Wednesday, August 19, 2020

Poets and Parenting

I can't remember if I've written about this before. It happens. 

We've been together a long time. 

DQ Resident Poet Eduardo Gabrieloff was discussing parenting via email and he used the phrase "Guide, don't control."

That, in essence, is parenting. 

It reminded me that I had a story to write from my time at Meijer Gardens (I still haven't visited since March, due to Damn It 2020). 

All I did at Meijer Gardens was write. It was my office. I never even saw the gardens (which, by all accounts, are fantastic). However, because there were people coming in and out of the cafe, and lots of parents with children, I saw things. 

I would also walk for around ten minutes an hour inside the building (upstairs, downstairs, meeting rooms), so I saw more parent-child interactions there, too. 

There were, broadly, two parenting styles. The first was the parent that constantly corrected their children.

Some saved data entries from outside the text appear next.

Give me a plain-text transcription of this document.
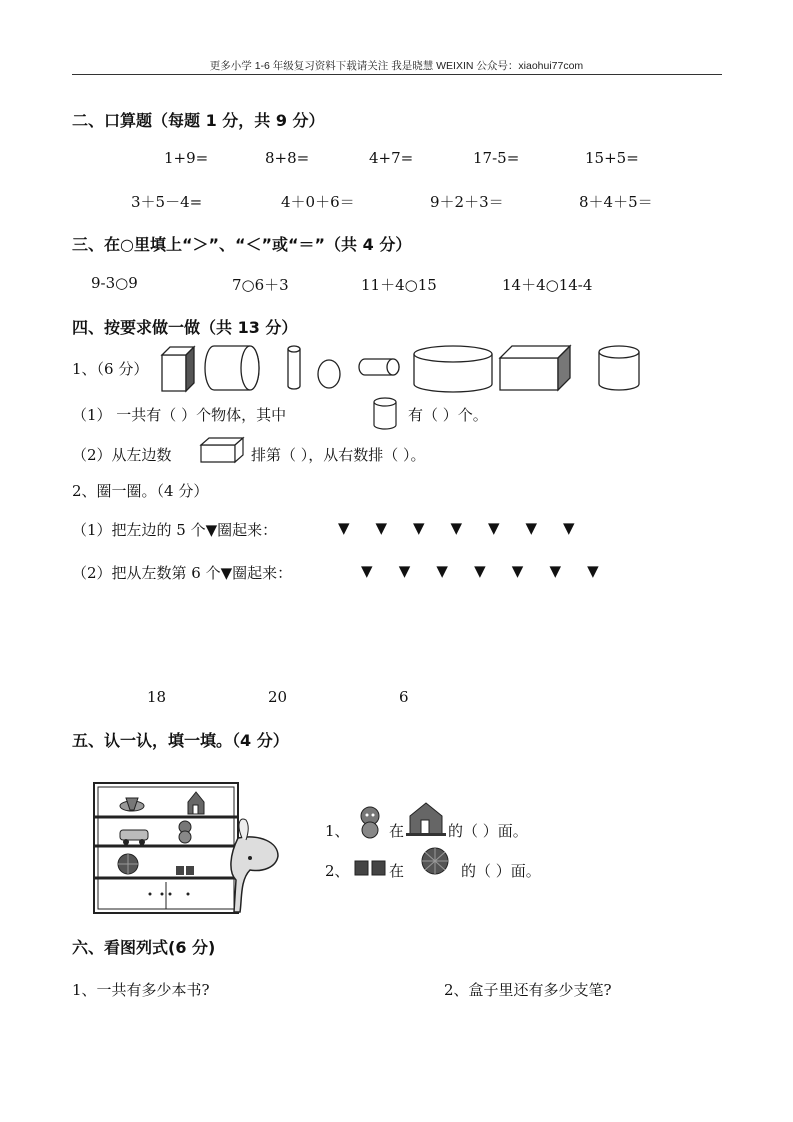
更多小学 1-6 年级复习资料下载请关注 我是晓慧 WEIXIN 公众号：xiaohui77com
二、口算题（每题 1 分，共 9 分）
1+9=	8+8=	4+7=	17-5=	15+5=
3＋5－4=	4＋0＋6＝	9＋2＋3＝	8＋4＋5＝
三、在○里填上“＞”、“＜”或“＝”（共 4 分）
9-3○9	7○6＋3	11＋4○15	14＋4○14-4
四、按要求做一做（共 13 分）
1、（6 分）
（1） 一共有（ ）个物体，其中	有（ ）个。
（2）从左边数	排第（ ），从右数排（ ）。
2、圈一圈。（4 分）
（1）把左边的 5 个▼圈起来：	▼ ▼ ▼ ▼ ▼ ▼ ▼
（2）把从左数第 6 个▼圈起来：	▼ ▼ ▼ ▼ ▼ ▼ ▼
18	20	6
五、认一认，填一填。（4 分）
1、	在	的（ ）面。
2、	在	的（ ）面。
六、看图列式(6 分)
1、一共有多少本书?	2、盒子里还有多少支笔?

They couldn't go fifteen seconds without correcting something. 

The second style was the parent that set clear boundaries on what was okay and what wasn't, and then left their children alone (in terms of guidance) unless they went outside the boundaries. 

The difference was striking. 

I think every parent understands that the second style is far, far better for a child's development, but in practice, it can be difficult to do. There's a fine line between a child doing something that needs to be corrected and something that is just annoying to the parent. 

I think it's also hard for high-achieving parents to parent in the second style, because high achievers tend to have a high degree of control over their own lives. 

The difference in child behavior, though, was remarkable. 

Children who were constantly being corrected were much more active, almost frantically so. They were all over the place. Almost every interaction the parent had with the child involved some sort of command. 

The children being parented in the boundary style were much calmer. They were much more likely to be focused on a single thing, instead of everything. The parents were also more likely to just be hanging out with their child, talking to them about all kinds of things. 

You may think that it's the children driving the parenting style, but from what I observed, I don't believe so. I think it's the parents who drive their child's behavior (absent some kind of medical issue). 

Think about it in terms of your boss. 

If your boss is constantly correcting you at work, it's annoying as hell. It will make you anxious, and it makes it hard to focus, because you feel like you have to concentrate on everything all the time. You feel like you're always defending yourself.

If your boss just sets boundaries, though, that's a great boss. You can do your work, set some of your own priorities, and manage yourself. You're more confident, and you do better work.

It seems like it would be the same way with children. If they're never given an opportunity to manage themselves, they never learn those skills. There are so many rules that they never feel like they know all of them, and that creates anxiety.

The children that have clear boundaries, though, are free to explore. They're given a space to learn how to manage themselves, and they also interact in a far more relaxed way with their parents. 

It's easier for a parent using the boundary style to lapse, of course, but just thinking about boundaries instead of micro-management is a good thing, both for parents and children.